02:58 - Source: CNN
Obama: 'Heaven forbid' Senate inaction allows attack
Washington CNN —  

Speaking two days before major provisions of the Patriot Act are set to expire, President Barack Obama on Friday warned that without the data collection and surveillance programs, a terrorist could slip past U.S. intelligence.

“I don’t want us to be in a situation in which, for a certain period of time, those authorities go away, and suddenly we’re dark,” Obama said at the conclusion of meeting with Attorney General Loretta Lynch.

“Heaven forbid we’ve got a problem where we could have prevented a terrorist attack or apprehended someone who is engaged in dangerous activity, but we didn’t do so simply because of inaction in the Senate,” Obama said in the Oval Office.

RELATED: Everything you need to know about the Patriot Act debate

Obama and his administration have been pressing Congress to resolve a dispute over the surveillance provisions, saying the programs are essential to protecting Americans’ national security. Opponents, led by Republican Sen. Rand Paul of Kentucky, argue some of the programs are an illegal invasion into citizens’ privacy and question their effectiveness.

Unless lawmakers can come to an agreement by midnight Sunday, the National Security Agency must wind down its bulk phone data collection program, as well as a measure that allows for surveillance of “lone wolf” terrorists and a program that gives the government the ability to track burner phones.

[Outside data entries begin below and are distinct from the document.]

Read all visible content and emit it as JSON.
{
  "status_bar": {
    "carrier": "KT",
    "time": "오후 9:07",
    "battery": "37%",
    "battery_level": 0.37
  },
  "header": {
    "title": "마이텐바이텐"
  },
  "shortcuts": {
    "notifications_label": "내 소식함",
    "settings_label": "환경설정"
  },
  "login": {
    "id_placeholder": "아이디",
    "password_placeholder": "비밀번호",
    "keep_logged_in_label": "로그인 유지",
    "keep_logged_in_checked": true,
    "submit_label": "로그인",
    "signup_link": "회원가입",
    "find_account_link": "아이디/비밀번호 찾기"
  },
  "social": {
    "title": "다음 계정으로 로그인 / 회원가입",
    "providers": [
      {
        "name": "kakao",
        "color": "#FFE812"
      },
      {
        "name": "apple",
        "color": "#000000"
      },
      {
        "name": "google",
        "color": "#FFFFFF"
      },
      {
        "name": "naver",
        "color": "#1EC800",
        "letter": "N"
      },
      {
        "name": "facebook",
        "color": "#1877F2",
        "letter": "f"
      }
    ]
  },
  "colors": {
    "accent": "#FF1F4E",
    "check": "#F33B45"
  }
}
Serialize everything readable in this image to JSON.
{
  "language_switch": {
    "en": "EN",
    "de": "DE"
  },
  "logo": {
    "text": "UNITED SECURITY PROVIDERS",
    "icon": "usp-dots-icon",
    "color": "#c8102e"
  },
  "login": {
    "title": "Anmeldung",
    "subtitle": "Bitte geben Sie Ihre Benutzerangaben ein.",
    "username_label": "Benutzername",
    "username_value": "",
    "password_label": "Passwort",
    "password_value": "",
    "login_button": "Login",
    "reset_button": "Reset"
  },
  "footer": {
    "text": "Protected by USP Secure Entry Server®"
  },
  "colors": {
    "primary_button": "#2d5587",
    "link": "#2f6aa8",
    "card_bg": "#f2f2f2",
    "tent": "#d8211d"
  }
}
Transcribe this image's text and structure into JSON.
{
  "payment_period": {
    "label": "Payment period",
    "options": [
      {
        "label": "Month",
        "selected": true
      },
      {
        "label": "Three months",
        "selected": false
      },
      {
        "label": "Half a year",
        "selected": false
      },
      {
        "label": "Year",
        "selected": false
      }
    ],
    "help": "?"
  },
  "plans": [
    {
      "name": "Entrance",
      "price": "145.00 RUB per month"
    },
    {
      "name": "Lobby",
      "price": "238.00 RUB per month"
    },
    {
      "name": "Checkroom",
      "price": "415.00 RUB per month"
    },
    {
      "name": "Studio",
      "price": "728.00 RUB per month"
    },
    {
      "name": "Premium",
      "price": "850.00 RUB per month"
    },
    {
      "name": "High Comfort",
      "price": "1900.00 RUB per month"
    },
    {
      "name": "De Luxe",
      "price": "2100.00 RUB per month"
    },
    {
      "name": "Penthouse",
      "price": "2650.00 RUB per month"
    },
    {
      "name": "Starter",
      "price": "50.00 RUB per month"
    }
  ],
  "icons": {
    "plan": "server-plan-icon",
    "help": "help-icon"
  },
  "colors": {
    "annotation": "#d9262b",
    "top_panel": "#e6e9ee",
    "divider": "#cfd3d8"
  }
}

The House-passed USA Freedom Act, supported by Democrats and Republicans, would have made changes in the bulk collection program and rolled back some government authority. But the Senate wasn’t able to take it up, or even short-term extensions of the current law, after some lawmakers, led by Paul, blocked the measures from coming to the floor.

“This is a debate about whether a warrant with a single name of a single company can be used to collect all of the phone records of all the people in our country with a single warrant,” Paul said in the Senate last Friday. He’s kept up his criticism on the campaign trail, where he is running for the 2016 GOP presidential nomination.

“It’s one of the most cherished rights, to be left alone,” he said Thursday in Iowa. “What they’re doing now, I think, is unconstitutional and illegal.”

Obama on Friday urged the passage of the USA Freedom Act, which would need to be approved by 8 p.m. ET on Sunday in order for law enforcement agencies to keep the surveillance programs running without any lapses. Other bills would be subject to approval by the House, which won’t convene in time for the programs to continue without interruption.

“This is not an issue in which we have to choose between security and civil liberties,” Obama said. “This is an issue in which we, in fact, have struck the right balance.”

Backers of the USA Freedom Act currently require three senators to join them in order for passage of the bill. A spokesman for McConnell said Friday the Senate would pass some NSA bill on Sunday, but it’s unclear what that legislation will be.